Cosa è rimasto di quel bambino audace?
«La passione per la musica. La gioia di esprimermi cantando a 75 anni è sempre intatta. Sono stato fortunato. Ho realizzato i miei sogni, ho cantato nei primi teatri del mondo, con i direttori più grandi, da Karajan a Bernstein, da Abbado a Muti a Chailly».
Ricordi?
«Di Karajan si diceva fosse un dittatore, per me solo un gran professionista. A Salisburgo era il primo a arrivare, l’ultimo ad andarsene. Muti lo apprezzo per i suoi modi diretti, Abbado per la capacità di guidarti con tatto e umanità. Sotto la sua guida debuttai alla Scala nel Ballo in maschera. Avevo 28 anni, le gambe mi tremavano, fu bellissimo».

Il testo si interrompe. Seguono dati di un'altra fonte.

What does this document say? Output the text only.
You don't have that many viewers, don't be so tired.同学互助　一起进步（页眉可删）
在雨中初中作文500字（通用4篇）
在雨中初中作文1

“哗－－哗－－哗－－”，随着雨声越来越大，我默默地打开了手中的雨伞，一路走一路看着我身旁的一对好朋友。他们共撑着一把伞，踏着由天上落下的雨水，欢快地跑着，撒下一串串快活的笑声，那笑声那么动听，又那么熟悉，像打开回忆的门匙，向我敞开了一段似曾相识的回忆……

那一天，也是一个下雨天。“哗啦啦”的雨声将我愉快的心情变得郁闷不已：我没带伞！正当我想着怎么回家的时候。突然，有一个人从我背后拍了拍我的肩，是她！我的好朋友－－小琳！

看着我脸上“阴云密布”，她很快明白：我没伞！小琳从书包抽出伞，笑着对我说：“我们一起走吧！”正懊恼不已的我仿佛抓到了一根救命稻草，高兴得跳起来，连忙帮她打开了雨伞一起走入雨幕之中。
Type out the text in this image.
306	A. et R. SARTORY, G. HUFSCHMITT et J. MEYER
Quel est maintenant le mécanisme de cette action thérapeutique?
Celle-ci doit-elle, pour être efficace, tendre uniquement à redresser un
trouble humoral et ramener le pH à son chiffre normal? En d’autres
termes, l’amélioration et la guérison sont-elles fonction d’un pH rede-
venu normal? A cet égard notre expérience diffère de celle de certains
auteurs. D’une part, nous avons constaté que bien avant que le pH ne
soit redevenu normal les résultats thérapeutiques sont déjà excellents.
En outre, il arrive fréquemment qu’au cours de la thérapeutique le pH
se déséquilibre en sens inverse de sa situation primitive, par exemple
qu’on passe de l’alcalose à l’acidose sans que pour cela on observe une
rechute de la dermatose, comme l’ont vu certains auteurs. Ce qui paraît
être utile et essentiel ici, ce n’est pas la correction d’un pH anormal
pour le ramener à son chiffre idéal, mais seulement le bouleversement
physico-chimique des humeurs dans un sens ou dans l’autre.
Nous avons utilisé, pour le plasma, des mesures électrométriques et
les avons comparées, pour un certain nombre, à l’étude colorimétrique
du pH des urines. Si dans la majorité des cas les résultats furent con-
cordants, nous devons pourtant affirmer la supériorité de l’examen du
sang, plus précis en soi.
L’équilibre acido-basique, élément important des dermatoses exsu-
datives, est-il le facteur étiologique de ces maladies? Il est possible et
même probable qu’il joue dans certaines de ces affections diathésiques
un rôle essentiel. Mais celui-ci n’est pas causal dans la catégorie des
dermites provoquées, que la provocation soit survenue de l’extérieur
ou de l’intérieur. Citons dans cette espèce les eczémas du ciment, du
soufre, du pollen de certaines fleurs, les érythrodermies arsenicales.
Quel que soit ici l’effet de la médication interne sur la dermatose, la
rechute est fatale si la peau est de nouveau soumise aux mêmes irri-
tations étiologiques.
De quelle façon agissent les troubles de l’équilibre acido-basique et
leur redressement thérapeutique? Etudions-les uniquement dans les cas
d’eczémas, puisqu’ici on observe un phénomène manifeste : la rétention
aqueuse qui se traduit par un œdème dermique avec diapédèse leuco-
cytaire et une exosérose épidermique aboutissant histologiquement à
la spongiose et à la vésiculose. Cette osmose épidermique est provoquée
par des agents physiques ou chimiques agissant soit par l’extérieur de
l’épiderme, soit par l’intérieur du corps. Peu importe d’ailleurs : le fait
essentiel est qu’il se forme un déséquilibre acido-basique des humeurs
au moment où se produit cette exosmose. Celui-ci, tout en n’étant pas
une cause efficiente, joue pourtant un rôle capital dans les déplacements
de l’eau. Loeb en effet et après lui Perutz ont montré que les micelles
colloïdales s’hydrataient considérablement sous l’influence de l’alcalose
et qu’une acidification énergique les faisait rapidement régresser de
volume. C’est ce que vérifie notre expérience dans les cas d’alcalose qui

Con Bernstein incise «West Side Story».
«L’unica volta che ho avuto a che fare con un direttore compositore. Lenny era un vulcano, sprigionava musica da ogni poro. A ogni aria mi veniva in mente il film visto da ragazzo, innamorato come tutti, di Natalie Wood. Penso di andare a vedere il film di Spielberg».
Attuale anche «Madres Paralelas» di Almodóvar, dove si cercano le ossa dei morti per la libertà. Com’era quella Spagna divisa?
«Lo è ancora. Il Partito Popolare, di destra, fa di tutto per cancellare la memoria. Una censura che ho vissuto anch’io, a scuola sui libri era scritto solo quello che Franco voleva. Tra le parole cancellate, il nome di Mozart. La cultura faceva paura, e ancora la fa, perché aiuta a ragionare con la propria testa. Meglio seppellirla, come le ossa dei repubblicani. Almodovar fa bene a invitare a scavare. Bisogna che i giovani sappiano quello che è successo».
A 40 anni la sua carriera fu interrotta dalla malattia...
«Mi sentii male durante le riprese della Bohéme di Comencini. Leucemia, i medici dissero che avevo una probabilità su 10 di cavarmela. Mi aggrappai a quell’unica con tutte le forze. Mi hanno guarito i medici, l’affetto dei miei cari, di tante persone sconosciute. E la musica. Non mi ha mai lasciato. Ascolto di tutto, opera ma anche pop. Amy Winehouse mi dà grandi emozioni».
Come ha ricominciato a cantare?
«Con un concerto per la mia città. E con una Fondazione ormai diventata una rete di donatori di midollo osseo. Ne sono molto fiero, è lo spartiacque della mia vita».
Da quella svolta sono nati anche i Tre Tenori
«Una follia fortunata, tre tenori diversi vocalmente e fisicamente: Luciano con la sua mole, i suoi modi estroversi, Placido sempre pronto a aiutare gli altri. Un’intesa fantastica, di leale competizione».
E l’intesa artistica e amorosa con Katia Ricciarelli?
«Ci sentiamo, a Katia resto legato da grande affetto. Per lei solo parole belle».